More details about Image understanding and retrieval - https://docs.getindexify.ai/usecases/image_retrieval/

#### Create an Extraction Graph
```python
from indexify import IndexifyClient, ExtractionGraph
import requests

client = IndexifyClient()

extraction_graph_spec = """
name: 'imageknowledgebase'
extraction_policies:
- extractor: 'tensorlake/yolo-extractor'
name: 'object_detection'
"""

extraction_graph = ExtractionGraph.from_yaml(extraction_graph_spec)
client.create_extraction_graph(extraction_graph)
```

#### Upload Images
```python
with open("sample.jpg", 'wb') as file:
file.write((requests.get("https://extractor-files.diptanu-6d5.workers.dev/people-standing.jpg")).content)
content_id = client.upload_file("imageknowledgebase", "sample.jpg")
```

#### Retrieve Features of an Image
```python
client.wait_for_extraction(content_id)
client.get_extracted_content(content_id, "imageknowledgebase", "object_detection")
```

> The Yolo extractor adds the objects detected in the image in the database. The table name is same as the extraction graph name

#### Query using SQL
```python
print(client.sql_query("select * from imageknowledgebase where object_name='person';"))
```

### LLM Framework Integration
Indexify can work with any LLM framework, or with your applications directly. We have an example of a Langchain application [here](https://docs.getindexify.ai/integrations/langchain/python) and DSPy [here](https://docs.getindexify.ai/integrations/dspy/python).

### Try out other extractors
We have a ton of other extractors, you can list them and try them out -
```bash
indexify-extractor list
```

### Custom Extractors
Any extraction or transformation algorithm can be expressed as an Indexify Extractor. We provide an SDK to write your own. Please follow [the docs here for instructions](https://docs.getindexify.ai/apis/develop_extractors/).

### Structured Data

Extractors which produce structured data from content, such as bounding boxes and object type, or line items of invoices are stored in
structured store.

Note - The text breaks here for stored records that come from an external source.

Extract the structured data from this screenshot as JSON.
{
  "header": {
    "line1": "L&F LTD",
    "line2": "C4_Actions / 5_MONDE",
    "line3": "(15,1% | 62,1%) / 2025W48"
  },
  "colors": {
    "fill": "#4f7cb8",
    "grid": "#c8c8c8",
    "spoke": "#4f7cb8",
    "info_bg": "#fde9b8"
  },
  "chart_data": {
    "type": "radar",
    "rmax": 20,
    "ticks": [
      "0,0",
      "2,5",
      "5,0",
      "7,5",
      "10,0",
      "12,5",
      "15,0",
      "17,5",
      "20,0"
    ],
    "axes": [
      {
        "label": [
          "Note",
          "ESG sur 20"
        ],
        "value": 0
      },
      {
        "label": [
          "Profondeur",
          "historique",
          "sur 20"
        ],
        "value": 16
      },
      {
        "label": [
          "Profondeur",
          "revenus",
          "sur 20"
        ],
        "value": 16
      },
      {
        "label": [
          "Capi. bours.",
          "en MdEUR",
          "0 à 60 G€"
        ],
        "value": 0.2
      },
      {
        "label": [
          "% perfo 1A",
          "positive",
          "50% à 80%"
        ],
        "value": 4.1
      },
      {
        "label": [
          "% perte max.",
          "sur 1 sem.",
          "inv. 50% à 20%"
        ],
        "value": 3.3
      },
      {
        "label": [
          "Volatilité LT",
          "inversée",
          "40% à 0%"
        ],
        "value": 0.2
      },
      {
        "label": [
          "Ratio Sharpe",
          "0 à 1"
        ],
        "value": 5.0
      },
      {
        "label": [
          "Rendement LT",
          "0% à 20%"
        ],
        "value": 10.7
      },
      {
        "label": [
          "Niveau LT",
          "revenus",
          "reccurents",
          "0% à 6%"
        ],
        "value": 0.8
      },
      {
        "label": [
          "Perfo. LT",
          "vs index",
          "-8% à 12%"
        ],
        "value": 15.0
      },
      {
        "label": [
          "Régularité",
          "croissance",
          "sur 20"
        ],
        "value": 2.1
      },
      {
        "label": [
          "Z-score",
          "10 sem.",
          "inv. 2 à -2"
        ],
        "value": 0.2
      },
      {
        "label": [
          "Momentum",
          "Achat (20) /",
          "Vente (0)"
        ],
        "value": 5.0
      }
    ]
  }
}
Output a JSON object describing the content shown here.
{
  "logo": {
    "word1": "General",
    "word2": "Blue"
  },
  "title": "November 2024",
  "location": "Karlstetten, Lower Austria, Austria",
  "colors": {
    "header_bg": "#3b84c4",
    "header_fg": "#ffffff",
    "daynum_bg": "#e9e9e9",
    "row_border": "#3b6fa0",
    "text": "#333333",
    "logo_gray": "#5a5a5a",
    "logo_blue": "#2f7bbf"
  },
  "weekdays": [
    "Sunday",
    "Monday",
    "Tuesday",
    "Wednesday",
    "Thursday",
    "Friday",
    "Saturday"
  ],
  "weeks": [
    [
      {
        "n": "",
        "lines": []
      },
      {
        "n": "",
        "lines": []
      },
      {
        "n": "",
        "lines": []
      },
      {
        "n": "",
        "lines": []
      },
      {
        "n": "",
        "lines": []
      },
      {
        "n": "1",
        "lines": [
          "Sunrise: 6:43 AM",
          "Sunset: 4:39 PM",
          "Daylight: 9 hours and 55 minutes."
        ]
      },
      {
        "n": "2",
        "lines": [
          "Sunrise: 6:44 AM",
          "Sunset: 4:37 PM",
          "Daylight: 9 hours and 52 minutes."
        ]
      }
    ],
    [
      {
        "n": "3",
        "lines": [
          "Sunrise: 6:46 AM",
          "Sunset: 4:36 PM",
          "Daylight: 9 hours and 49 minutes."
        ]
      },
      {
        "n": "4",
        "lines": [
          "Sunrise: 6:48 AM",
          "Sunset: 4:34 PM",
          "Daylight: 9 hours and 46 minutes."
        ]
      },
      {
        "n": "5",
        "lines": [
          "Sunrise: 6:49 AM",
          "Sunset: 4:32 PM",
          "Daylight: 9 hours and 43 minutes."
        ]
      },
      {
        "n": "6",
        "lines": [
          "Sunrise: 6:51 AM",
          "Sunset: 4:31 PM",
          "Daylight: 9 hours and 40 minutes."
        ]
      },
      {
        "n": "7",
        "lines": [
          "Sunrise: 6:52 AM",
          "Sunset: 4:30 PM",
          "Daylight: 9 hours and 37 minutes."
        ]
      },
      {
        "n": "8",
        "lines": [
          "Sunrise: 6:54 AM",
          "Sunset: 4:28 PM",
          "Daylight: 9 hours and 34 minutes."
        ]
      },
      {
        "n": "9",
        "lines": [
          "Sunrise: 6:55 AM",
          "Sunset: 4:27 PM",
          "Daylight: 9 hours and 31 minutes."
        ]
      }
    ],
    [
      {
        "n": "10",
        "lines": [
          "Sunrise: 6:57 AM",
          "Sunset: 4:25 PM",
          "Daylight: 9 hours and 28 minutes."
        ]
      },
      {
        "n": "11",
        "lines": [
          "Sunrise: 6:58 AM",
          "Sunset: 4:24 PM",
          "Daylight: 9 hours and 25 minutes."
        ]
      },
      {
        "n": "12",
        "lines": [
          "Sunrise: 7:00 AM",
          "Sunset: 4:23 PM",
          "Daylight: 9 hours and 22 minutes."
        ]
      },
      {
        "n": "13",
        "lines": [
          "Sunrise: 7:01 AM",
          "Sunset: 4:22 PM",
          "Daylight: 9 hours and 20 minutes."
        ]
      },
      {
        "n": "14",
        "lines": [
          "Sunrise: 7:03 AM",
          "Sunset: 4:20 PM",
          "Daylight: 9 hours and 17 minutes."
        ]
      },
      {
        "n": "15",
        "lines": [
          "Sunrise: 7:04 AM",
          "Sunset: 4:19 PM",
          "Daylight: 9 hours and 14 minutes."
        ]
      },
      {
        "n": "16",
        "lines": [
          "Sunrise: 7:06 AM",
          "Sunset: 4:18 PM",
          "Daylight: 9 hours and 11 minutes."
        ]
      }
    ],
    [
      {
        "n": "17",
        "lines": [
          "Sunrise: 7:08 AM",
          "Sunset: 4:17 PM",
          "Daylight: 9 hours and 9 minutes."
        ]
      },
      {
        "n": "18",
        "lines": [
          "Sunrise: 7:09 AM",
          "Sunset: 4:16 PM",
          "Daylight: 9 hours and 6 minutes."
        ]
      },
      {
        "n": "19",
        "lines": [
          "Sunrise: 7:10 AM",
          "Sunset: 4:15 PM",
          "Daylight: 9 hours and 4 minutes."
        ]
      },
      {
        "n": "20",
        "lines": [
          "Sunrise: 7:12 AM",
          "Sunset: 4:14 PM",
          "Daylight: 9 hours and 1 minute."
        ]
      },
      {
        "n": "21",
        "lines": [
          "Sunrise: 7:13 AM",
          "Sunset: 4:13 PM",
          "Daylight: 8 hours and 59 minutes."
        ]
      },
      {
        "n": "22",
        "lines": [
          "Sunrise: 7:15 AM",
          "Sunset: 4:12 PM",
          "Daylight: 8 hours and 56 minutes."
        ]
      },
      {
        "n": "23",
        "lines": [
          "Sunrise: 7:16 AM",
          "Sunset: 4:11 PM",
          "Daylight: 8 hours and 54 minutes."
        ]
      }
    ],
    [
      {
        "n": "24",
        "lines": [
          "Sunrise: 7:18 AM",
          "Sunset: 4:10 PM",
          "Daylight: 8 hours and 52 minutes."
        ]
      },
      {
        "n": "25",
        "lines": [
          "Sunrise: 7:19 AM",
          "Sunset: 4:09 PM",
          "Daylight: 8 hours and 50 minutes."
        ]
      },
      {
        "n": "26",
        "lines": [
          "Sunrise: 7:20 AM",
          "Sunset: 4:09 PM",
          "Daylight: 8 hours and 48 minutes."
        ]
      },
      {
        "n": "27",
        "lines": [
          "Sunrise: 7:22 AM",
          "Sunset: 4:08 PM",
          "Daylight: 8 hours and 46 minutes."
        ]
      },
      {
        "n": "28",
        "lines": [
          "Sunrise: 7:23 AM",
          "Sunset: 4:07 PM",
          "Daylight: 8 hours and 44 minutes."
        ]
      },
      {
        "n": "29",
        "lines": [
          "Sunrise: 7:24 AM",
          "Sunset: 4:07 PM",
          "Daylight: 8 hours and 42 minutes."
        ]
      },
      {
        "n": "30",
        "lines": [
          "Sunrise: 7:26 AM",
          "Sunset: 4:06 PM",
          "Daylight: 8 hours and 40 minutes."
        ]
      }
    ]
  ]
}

You can query extracted structured data using Indexify's SQL interface.

We have an example [here](https://docs.getindexify.ai/usecases/image_retrieval/)

## Contributions
Please open an issue to discuss new features, or join our Discord group. Contributions are welcome, there are a bunch of open tasks we could use help with!

If you want to contribute on the Rust codebase, please read the [developer readme](docs/docs/develop.md).